Diş kirası nedir bilir misiniz?

Her insanın çocukluğundan pek çok hâtırası vardır. Bunlardan bazıları insanda derin izler bırakmıştır. Ben de üzerimde pek çok tesir bırakan birtakım hatıralarımdan bahsetmek isterim. Erenköy’de geçti çocukluğum. O zamanlar evlerin etrafı bahçelikti. Ayrıca alt katlarda bir misafir salonu bulunur ve samîmî, canlı ziyaretler olurdu. Hususiyle Ramazanlarda verilen iftarlarla dolup taşardı.
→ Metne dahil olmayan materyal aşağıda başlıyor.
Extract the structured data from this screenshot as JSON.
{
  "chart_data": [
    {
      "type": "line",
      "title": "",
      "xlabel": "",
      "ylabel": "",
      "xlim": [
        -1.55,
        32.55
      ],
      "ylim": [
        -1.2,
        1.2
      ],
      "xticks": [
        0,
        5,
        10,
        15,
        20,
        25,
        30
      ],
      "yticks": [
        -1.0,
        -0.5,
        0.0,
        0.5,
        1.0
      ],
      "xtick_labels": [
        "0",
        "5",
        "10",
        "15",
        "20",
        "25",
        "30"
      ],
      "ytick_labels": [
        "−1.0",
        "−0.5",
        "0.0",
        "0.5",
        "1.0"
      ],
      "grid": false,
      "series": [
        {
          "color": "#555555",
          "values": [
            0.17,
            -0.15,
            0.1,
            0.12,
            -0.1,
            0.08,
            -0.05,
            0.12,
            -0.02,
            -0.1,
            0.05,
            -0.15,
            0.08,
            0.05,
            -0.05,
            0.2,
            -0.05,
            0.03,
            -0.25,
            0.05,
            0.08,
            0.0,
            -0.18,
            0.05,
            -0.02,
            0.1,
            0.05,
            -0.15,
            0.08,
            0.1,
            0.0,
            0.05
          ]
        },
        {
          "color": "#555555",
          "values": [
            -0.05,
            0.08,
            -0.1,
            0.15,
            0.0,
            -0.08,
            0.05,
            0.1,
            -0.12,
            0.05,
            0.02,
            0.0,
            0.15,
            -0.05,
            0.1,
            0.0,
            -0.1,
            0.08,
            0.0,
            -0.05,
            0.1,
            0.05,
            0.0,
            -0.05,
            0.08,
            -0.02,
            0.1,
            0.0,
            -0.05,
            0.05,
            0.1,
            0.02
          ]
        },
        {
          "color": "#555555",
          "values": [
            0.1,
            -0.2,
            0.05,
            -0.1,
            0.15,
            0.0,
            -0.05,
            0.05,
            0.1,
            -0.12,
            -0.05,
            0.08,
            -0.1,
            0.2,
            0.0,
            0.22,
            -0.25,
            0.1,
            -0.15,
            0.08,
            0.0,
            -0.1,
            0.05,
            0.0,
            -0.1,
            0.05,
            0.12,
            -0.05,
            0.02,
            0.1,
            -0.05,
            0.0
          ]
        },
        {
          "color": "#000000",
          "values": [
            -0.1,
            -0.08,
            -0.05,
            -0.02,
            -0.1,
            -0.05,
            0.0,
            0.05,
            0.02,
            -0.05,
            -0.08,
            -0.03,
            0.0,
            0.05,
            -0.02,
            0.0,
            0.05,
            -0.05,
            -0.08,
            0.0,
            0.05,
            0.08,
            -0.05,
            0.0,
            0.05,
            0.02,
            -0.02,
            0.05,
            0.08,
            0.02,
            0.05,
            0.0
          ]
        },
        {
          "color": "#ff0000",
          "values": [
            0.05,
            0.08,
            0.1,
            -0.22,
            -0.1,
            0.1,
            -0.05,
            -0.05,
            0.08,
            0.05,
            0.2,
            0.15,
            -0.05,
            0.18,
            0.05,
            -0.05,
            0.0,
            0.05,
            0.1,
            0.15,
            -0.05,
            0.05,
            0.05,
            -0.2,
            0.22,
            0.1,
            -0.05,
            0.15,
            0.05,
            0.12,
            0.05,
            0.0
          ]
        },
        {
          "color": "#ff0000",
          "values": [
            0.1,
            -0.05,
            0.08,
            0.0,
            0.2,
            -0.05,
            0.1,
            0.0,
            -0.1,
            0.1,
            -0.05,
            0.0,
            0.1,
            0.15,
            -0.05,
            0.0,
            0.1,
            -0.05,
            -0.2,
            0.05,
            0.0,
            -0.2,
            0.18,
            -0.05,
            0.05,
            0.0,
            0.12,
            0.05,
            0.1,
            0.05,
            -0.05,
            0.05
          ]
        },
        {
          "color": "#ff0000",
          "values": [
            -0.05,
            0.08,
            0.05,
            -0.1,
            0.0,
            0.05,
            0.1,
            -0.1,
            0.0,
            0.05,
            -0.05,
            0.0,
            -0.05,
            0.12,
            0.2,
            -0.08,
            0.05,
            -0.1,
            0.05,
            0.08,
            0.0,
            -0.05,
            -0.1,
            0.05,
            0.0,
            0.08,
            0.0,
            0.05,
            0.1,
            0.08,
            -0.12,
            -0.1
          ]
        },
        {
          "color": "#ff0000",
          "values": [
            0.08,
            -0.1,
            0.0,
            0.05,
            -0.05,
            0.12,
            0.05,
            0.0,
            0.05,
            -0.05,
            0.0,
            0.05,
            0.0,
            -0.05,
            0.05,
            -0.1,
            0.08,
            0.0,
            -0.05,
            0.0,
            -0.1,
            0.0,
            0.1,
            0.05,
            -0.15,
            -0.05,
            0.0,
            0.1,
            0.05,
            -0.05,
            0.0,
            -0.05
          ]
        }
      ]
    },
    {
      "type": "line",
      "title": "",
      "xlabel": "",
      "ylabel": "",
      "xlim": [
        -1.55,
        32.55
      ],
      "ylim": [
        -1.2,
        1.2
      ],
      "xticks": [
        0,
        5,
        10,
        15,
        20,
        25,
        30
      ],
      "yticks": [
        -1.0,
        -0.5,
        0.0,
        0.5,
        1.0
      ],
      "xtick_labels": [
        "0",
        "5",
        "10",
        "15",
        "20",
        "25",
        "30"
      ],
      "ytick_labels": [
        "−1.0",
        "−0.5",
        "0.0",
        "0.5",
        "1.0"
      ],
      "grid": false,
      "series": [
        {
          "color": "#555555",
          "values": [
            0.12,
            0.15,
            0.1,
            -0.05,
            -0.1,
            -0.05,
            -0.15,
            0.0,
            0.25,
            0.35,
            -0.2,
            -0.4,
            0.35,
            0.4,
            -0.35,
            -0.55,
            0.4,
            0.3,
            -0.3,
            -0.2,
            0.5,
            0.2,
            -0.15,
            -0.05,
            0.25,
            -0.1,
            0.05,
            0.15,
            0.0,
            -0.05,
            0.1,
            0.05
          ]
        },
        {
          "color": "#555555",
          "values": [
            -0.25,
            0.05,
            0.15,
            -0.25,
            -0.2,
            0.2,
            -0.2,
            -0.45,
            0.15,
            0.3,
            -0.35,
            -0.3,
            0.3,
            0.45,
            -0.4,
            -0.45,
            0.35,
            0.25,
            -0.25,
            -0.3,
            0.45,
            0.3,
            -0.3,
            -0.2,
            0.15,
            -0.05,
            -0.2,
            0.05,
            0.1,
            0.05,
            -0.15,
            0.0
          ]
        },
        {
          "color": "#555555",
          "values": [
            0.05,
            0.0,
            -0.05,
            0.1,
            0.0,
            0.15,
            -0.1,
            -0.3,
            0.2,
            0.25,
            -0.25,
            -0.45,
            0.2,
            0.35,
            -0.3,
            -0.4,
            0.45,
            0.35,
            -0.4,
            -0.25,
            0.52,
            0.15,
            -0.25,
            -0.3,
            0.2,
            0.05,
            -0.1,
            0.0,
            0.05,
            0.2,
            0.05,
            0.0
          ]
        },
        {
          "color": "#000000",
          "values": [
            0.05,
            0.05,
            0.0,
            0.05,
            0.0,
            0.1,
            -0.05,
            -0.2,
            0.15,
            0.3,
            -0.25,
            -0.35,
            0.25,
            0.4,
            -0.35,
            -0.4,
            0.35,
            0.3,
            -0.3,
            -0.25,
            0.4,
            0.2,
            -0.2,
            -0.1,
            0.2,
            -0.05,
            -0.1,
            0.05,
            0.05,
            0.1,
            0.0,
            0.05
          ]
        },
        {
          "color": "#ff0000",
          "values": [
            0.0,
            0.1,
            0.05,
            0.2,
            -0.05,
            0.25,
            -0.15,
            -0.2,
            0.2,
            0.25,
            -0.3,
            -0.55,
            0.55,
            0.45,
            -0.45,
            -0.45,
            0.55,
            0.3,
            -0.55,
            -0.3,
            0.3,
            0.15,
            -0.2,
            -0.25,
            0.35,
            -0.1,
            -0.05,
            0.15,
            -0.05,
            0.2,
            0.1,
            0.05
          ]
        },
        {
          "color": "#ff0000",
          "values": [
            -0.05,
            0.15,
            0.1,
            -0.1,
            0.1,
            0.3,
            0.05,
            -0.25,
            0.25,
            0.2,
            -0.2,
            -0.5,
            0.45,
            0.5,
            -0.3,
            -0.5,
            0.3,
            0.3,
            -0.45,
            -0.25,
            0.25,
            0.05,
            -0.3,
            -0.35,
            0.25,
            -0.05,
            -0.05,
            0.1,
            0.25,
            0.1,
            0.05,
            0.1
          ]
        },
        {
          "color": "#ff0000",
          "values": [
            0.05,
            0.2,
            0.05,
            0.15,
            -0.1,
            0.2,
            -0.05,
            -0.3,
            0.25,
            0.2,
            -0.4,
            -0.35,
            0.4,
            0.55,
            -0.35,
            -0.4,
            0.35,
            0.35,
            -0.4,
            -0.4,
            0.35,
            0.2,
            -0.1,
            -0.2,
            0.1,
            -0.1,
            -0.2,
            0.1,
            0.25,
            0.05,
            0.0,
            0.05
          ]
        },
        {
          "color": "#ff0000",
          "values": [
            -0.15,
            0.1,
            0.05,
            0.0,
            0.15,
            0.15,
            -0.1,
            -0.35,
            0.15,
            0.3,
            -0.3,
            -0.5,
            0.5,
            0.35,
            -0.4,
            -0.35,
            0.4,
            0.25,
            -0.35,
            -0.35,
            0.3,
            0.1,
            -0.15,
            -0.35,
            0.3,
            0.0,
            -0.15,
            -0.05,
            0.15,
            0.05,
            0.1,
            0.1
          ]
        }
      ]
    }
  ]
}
İftara ayrı ayrı günlerde ve farklı meslek ve gruptan insanlar çağılırdı. Bir gün arabacılar, bir gün işçiler, bir gün çöpçüler, bir gün esnaf, bir gün hocaefendiler vesaire davet edilirdi. İftardan sonra kendilerine “diş kirası” diye yaygınlaşmış olan bir hediye takdim edilirdi. Bu hediye, bazen elbiselik bir kumaş, bazen de muhatapların durumuna göre bir miktar para olurdu. Teravih namazından sonra çaylar içilir, her grup kendi dünyası üzere sohbet ederdi. O demler, kalplerin kaynaştığı ve birbirleriyle te’lif olduğu en güzel vakitlerdi.

Komşular akraba gibiydi

Çocukluğumda dikkatimi çeken hususlardan biri de komşular arasındaki güzel münâsebetlerdi. Komşu, komşuya akrabâ muâmelesi yapardı. Biz çocuk olarak komşularımızı akrabâlarımızla karıştırırdık. Varlıklı komşular, muhtaçlara bir muhabbet ve şefkat kucağı hâlindeydi. Mahalle sâkinleri, elbirliği ile muhtaçların, gariplerin ihtiyaçlarını giderir ve yetim kızların çeyizlerini hazırlardı.

O zamanlarda verem salgın hâldeydi. Antibiyotikler yoktu. Verem hastaları daha ziyâde çamlık yerlerde tedavi görürlerdi. Mahalleli, bu veremli gençlere büyük bir şefkat gösterirdi. Çünkü veremli gençlerin tedâvîsi, ancak çamlık yerlerde, çamları teneffüs ettirerek olurdu. Erken yaşta vefatlara çok rastlanırdı. Merhametli komşu ve mahalle sâkinleri, onlara kan yapacak gıdalar götürürdü.

Hasta ziyaretleri, her âilenin birinci işiydi. Ziyârete maddî duruma göre, çorba, muhallebi gibi ikramlarla gidilirdi. Ziyaretler kısa tutulur, hastanın gönlüne sürûr verilirdi.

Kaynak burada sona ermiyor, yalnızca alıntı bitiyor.